Homily for the Solemnity of the Epiphany

They Prostrated Themselves Before Him

In the Nativity scenes we set up in churches and homes we are familiar with the three figures that make their appearance today, joining the figures of Jesus, Mary, Joseph, shepherds and various creatures.  In many such scenes these visitors from the east, bearing their gifts, stand in awe, though perhaps one or more of them may bend a knee.  But rarely, gazing at these figures, do we feel the power of the scripture that today proclaims, “They prostrated themselves and did him homage.”

To be prostrate is to be flat on the floor, face down, disarmed, immobile, and vulnerable. Much more than a nod of the head, or a quick genuflection, this gesture expresses the heart’s conviction of being in the Presence of “One mightier than I.”  These “foreigners” express through their bodies, the inner stance of deep humility, the only true response to the presence of God in the flesh in Jesus.

There is another story from the Gospels in which a man prostrates himself before Jesus, the story of the ten lepers who are healed by Jesus. One of them, a Samaritan, returns to thank Jesus. St. Luke tells us that he prostrated himself before Jesus.

Even more memorable is the scene in the Garden of Gethsemane when the Temple cohort come out to arrest Jesus. Jesus asks them, “Whom do you seek?” When they answer that they seek Jesus of Nazareth, he answers “I AM,” using the name God uttered to Moses from the burning bush. The entire cohort falls on their face before the presence of Jesus.

St. Matthew’s Gospel also includes the story of the two women who come to the tomb. When they see Jesus before them, they embrace his feet.

Prostration is included in the liturgy of ordination of deacons, priests, and bishops. It is also included as an option at the beginning of the Liturgy of the Passion of Jesus on Good Friday. In both of these liturgies, the gesture seems to be a gesture of humility in the face of what will transpire through the laying on of hands and at the thought of what Jesus did for us by dying on a cross...

The Greek word that is used in the Biblical accounts appears several times in the Gospels. Many times it is simply translated using the English word “adore.” One does not have to prostrate themselves literally in order to adore God; however, adoration does imply that we make ourselves small before that which is much greater. Perhaps this is best illustrated by St. Augustine, reflecting back on his long, tortuous journey to faith. He acknowledged that the ultimate block to his final conversion came in the form of pride.  It was that which he learned through grasping the truth of the Incarnation that provided the way forward. He wrote of Jesus: “In this lower world, he built for himself a lowly habitation of our clay . . . so that [people] might go on no further in self-confidence but rather consent to become weak, seeing the Deity before their feet, made weak by taking on our mortality; and wearied, might cast themselves down on him, so that rising again, he might lift them up.” St. Augustine learned through the infant Jesus to surrender to the power of God and to let himself be lifted up.
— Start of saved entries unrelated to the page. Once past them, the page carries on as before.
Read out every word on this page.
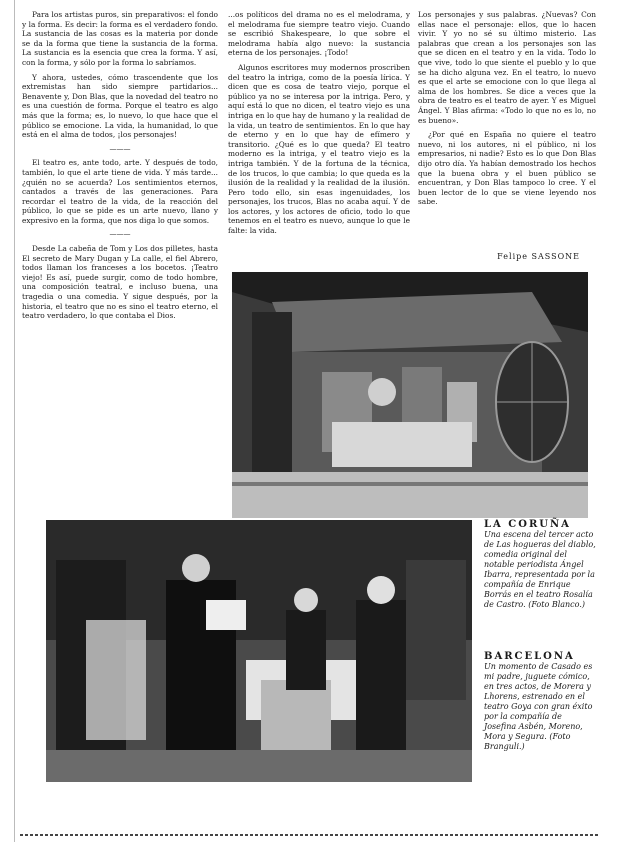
Para los artistas puros, sin preparativos: el fondo y la forma. Es decir: la forma es el verdadero fondo. La sustancia de las cosas es la materia por donde se da la forma que tiene la sustancia de la forma. La sustancia es la esencia que crea la forma. Y así, con la forma, y sólo por la forma lo sabríamos.

Y ahora, ustedes, cómo trascendente que los extremistas han sido siempre partidarios... Benavente y, Don Blas, que la novedad del teatro no es una cuestión de forma. Porque el teatro es algo más que la forma; es, lo nuevo, lo que hace que el público se emocione. La vida, la humanidad, lo que está en el alma de todos, ¡los personajes!

———

El teatro es, ante todo, arte. Y después de todo, también, lo que el arte tiene de vida. Y más tarde... ¿quién no se acuerda? Los sentimientos eternos, cantados a través de las generaciones. Para recordar el teatro de la vida, de la reacción del público, lo que se pide es un arte nuevo, llano y expresivo en la forma, que nos diga lo que somos.

———

Desde La cabeña de Tom y Los dos pilletes, hasta El secreto de Mary Dugan y La calle, el fiel Abrero, todos llaman los franceses a los bocetos. ¡Teatro viejo! Es así, puede surgir, como de todo hombre, una composición teatral, e incluso buena, una tragedia o una comedia. Y sigue después, por la historia, el teatro que no es sino el teatro eterno, el teatro verdadero, lo que contaba el Dios.

...os políticos del drama no es el melodrama, y el melodrama fue siempre teatro viejo. Cuando se escribió Shakespeare, lo que sobre el melodrama había algo nuevo: la sustancia eterna de los personajes. ¡Todo!

Algunos escritores muy modernos proscriben del teatro la intriga, como de la poesía lírica. Y dicen que es cosa de teatro viejo, porque el público ya no se interesa por la intriga. Pero, y aquí está lo que no dicen, el teatro viejo es una intriga en lo que hay de humano y la realidad de la vida, un teatro de sentimientos. En lo que hay de eterno y en lo que hay de efímero y transitorio. ¿Qué es lo que queda? El teatro moderno es la intriga, y el teatro viejo es la intriga también. Y de la fortuna de la técnica, de los trucos, lo que cambia; lo que queda es la ilusión de la realidad y la realidad de la ilusión. Pero todo ello, sin esas ingenuidades, los personajes, los trucos, Blas no acaba aquí. Y de los actores, y los actores de oficio, todo lo que tenemos en el teatro es nuevo, aunque lo que le falte: la vida.

Los personajes y sus palabras. ¿Nuevas? Con ellas nace el personaje: ellos, que lo hacen vivir. Y yo no sé su último misterio. Las palabras que crean a los personajes son las que se dicen en el teatro y en la vida. Todo lo que vive, todo lo que siente el pueblo y lo que se ha dicho alguna vez. En el teatro, lo nuevo es que el arte se emocione con lo que llega al alma de los hombres. Se dice a veces que la obra de teatro es el teatro de ayer. Y es Miguel Ángel. Y Blas afirma: «Todo lo que no es lo, no es bueno».

¿Por qué en España no quiere el teatro nuevo, ni los autores, ni el público, ni los empresarios, ni nadie? Esto es lo que Don Blas dijo otro día. Ya habían demostrado los hechos que la buena obra y el buen público se encuentran, y Don Blas tampoco lo cree. Y el buen lector de lo que se viene leyendo nos sabe.

Felipe SASSONE
LA CORUÑA
Una escena del tercer acto de Las hogueras del diablo, comedia original del notable periodista Ángel Ibarra, representada por la compañía de Enrique Borrás en el teatro Rosalía de Castro. (Foto Blanco.)
BARCELONA
Un momento de Casado es mi padre, juguete cómico, en tres actos, de Morera y Lhorens, estrenado en el teatro Goya con gran éxito por la compañía de Josefina Asbén, Moreno, Mora y Segura. (Foto Branguli.)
Perhaps today, as we gaze at these visitors who come to the stable, we might be moved to imitate them, at least in our hearts. And gazing at them, we might ask ourselves where we need to surrender to the power of God today so that he might lift us up? At the end of today’s Gospel, we also read evidence that the experience of the Magi did in fact change them, for the Gospel tells us that they were warned in a dream of Herod’s treachery and returned home by a different route. Having prostrated themselves before Jesus, they allowed themselves to be led by God.